Еле дождавшись окончания работы, я поехал к нему. В незнакомом районе мне не сразу удалось отыскать его дом. Дверь на чердак оказалась закрытой. Проторчав в подъезде пару часов, от какой-то живущей в нем женщины я узнал, что на днях из чердачного помещения вывезли мебель и вещи и что там теперь никто не живет.
Не зная, как быть, я ринулся в ночной клуб, где встретил его. Подойдя к стойке бара, я описал возившемуся там бармену его наружность и спросил, не знает ли он что про него.
— Не из милиции? — насторожился бармен.
— Нет, — положил я перед ним купюру в сто долларов.
— Сейчас, — оставил он меня ненадолго и возвратился с каким-то парнем в жилете и бабочке.
— Он вам очень нужен? — поизучал тот глазами меня, потом — купюру на стойке.
Я кивнул.
— Сам не видел, но… — помялся он, — его не увидите больше. С одиннадцатого этажа «Интуриста» дня три назад слетел, у меня там приятель работает, его уже такого видел, — закатил он глаза.

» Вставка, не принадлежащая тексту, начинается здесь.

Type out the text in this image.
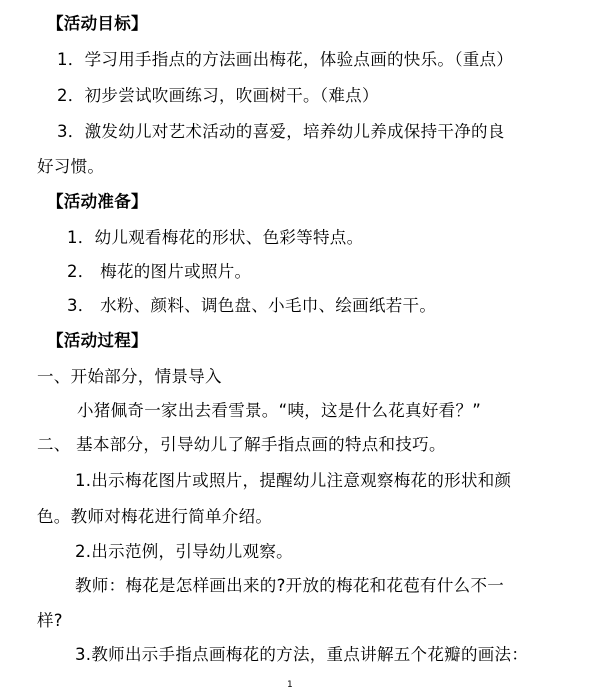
【活动目标】
1．学习用手指点的方法画出梅花，体验点画的快乐。（重点）
2．初步尝试吹画练习，吹画树干。（难点）
3．激发幼儿对艺术活动的喜爱，培养幼儿养成保持干净的良
好习惯。
【活动准备】
1．幼儿观看梅花的形状、色彩等特点。
2． 梅花的图片或照片。
3． 水粉、颜料、调色盘、小毛巾、绘画纸若干。
【活动过程】
一、开始部分，情景导入
小猪佩奇一家出去看雪景。“咦，这是什么花真好看？”
二、 基本部分，引导幼儿了解手指点画的特点和技巧。
1.出示梅花图片或照片，提醒幼儿注意观察梅花的形状和颜
色。教师对梅花进行简单介绍。
2.出示范例，引导幼儿观察。
教师：梅花是怎样画出来的?开放的梅花和花苞有什么不一
样?
3.教师出示手指点画梅花的方法，重点讲解五个花瓣的画法：
1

— Его столкнули или?.. — выдохнул я.
— Менты долго топтались, но — никто, ничего, — помотал он головой.
Какое-то время я стоял возле стойки, закрыв руками лицо.
— Налить чего-нибудь? — потряс бармен меня за плечо и указал на бутылки на полках.
Я покачал головой и вышел.
Засыпая под утро, я подумал, что наша встреча ничто для него не меняла и маршрут, которым шел к себе всю эту ночь, не вспомню уже никогда.